9. The method according to claim 1, including basing accessibility to a creditor account on first information transmission by the first network, basing accessibility to a debtor account on second information transmission by the second network, and associating the creditor account and the debtor account in the first node of the second network by correlating the first and second information.

10. The method according to claim 1, wherein the first and second networks are operated by different operators.

11. The method according to claim 1, wherein the debtor instrument comprises a mobile telephone.

12. The method according to claim 1, wherein the creditor instrument comprises a point of sale device.

13. The method according to claim 1, wherein the creditor instrument comprises a Web server for displaying the amount of the payment via the Internet.

14. The method according to claim 1, including generating the authorisation code to be associated with a localisation of the creditor instrument and with a localisation of the debtor instrument and to be validated when the two localisations are in the same neighbourhood.

15. The method according to claim 14, wherein the localisation of the debtor instrument is determined by the second network.

16. The method according to claim 1, wherein the first and second networks are operated by different technological means.

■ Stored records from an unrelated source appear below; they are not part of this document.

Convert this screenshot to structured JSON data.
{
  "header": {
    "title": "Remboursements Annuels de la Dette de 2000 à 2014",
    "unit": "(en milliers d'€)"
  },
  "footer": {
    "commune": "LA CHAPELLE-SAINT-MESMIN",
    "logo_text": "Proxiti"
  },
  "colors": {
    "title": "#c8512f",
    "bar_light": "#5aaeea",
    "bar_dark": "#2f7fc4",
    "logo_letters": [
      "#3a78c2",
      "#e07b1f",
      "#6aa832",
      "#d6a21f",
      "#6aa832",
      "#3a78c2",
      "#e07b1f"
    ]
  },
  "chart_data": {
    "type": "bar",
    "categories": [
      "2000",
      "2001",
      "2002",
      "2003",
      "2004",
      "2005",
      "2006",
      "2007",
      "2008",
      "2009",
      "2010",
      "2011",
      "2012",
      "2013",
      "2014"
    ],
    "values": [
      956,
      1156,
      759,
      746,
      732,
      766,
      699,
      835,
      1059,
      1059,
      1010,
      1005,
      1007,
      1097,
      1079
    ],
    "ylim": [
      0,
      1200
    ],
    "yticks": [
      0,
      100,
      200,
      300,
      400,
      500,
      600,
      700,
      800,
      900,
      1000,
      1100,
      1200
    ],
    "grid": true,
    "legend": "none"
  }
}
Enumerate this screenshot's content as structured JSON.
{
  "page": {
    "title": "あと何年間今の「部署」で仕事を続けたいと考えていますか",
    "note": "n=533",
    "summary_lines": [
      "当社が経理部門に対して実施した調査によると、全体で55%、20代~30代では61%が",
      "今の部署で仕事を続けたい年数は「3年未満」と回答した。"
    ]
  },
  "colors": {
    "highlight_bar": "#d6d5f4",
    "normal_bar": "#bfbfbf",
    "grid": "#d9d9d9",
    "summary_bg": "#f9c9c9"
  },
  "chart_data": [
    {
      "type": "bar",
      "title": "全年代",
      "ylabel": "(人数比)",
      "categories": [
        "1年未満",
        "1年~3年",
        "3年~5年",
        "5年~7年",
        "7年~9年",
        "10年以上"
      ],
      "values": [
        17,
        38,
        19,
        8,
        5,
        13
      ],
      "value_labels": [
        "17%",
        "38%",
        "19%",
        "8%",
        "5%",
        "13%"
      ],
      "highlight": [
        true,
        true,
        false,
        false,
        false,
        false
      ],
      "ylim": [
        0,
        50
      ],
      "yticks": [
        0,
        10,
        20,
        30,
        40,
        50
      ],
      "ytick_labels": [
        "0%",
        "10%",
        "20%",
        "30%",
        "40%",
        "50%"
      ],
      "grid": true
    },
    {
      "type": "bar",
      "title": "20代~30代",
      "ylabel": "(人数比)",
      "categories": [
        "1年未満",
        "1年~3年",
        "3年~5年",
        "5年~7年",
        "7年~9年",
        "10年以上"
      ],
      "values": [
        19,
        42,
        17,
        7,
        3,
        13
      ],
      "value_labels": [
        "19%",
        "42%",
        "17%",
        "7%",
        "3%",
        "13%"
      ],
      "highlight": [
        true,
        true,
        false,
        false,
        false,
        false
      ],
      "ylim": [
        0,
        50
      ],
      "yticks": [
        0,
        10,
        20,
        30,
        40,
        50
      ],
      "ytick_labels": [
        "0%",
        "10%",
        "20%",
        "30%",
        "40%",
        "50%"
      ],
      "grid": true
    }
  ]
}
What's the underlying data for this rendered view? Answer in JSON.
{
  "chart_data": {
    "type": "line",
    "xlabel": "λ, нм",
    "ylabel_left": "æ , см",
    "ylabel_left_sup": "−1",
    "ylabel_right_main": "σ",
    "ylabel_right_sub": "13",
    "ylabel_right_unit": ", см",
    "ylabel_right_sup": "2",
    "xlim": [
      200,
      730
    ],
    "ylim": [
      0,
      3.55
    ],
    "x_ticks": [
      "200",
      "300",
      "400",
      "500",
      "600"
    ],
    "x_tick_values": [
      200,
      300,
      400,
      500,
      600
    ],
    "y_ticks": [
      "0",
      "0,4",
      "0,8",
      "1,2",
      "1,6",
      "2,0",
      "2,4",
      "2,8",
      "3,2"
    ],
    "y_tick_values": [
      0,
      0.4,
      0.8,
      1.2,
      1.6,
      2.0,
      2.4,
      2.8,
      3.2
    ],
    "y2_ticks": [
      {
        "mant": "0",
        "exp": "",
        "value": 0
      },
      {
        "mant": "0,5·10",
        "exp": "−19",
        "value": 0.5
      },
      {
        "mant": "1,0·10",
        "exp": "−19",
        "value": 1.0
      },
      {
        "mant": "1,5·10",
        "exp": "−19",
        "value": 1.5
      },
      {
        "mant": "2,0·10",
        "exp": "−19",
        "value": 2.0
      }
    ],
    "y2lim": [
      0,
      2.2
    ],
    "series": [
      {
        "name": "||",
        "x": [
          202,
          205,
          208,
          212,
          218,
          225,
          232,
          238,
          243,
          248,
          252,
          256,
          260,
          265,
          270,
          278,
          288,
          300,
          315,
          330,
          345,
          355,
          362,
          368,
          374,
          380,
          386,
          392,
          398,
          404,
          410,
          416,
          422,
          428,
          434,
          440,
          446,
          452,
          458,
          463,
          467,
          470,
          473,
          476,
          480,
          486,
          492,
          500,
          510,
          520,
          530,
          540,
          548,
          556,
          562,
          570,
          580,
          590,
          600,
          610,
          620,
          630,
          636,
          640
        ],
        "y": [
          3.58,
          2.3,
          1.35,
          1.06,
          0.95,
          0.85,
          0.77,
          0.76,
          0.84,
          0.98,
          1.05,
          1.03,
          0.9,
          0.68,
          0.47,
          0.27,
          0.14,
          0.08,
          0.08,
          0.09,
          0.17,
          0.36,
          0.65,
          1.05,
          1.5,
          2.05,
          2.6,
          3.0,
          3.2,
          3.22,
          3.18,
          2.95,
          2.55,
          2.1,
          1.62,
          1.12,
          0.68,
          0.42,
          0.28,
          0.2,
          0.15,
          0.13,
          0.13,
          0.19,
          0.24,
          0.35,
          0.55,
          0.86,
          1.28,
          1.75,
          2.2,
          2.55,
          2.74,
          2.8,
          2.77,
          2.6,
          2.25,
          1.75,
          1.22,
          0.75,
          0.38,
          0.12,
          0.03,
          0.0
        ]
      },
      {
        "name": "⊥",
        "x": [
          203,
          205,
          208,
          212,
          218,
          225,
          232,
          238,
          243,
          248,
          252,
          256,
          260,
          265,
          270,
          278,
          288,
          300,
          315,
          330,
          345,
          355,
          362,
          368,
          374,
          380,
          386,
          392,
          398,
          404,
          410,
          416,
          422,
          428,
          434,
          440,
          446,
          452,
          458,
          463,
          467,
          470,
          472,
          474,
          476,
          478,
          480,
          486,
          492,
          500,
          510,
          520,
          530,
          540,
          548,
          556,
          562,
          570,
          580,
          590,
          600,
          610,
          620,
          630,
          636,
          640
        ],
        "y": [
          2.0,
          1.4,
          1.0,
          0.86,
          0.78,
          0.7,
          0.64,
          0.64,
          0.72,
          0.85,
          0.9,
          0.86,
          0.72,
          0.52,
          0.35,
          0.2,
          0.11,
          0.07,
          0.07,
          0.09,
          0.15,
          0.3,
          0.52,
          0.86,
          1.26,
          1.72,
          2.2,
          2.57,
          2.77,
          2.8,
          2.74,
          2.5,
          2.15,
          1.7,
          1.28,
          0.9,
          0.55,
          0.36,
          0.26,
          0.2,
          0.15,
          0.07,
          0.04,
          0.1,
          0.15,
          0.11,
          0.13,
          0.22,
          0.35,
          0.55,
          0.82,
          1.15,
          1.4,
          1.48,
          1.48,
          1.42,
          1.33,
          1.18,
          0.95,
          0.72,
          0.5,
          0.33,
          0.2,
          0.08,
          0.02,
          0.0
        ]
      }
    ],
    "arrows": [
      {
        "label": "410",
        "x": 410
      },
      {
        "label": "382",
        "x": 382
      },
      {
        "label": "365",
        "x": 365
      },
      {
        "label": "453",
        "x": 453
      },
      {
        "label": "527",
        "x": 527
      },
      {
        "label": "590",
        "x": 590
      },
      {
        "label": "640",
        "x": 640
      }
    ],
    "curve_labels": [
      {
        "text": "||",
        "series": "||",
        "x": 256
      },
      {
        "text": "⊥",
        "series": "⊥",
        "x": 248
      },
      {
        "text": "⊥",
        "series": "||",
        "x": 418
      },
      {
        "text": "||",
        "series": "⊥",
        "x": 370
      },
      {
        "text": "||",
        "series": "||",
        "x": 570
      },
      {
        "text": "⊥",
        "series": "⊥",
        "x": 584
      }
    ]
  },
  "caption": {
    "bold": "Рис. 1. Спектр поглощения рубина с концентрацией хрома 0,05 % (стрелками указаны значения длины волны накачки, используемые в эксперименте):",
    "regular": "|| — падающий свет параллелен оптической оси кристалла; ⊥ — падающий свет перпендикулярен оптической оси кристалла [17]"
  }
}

17. The method according to claim 2, including generating the authorisation code by the payment service provider system after receiving the amount of the payment.

18. The method according to claim 2, including entering the authorisation code and the debtor identifying code are in the debtor instrument by informing the debtor of the amount of the payment.

19. The method according to claim 2, wherein the debtor instrument comprises a mobile telephone.

20. The method according to claim 2, wherein the creditor instrument comprises a point of sale device.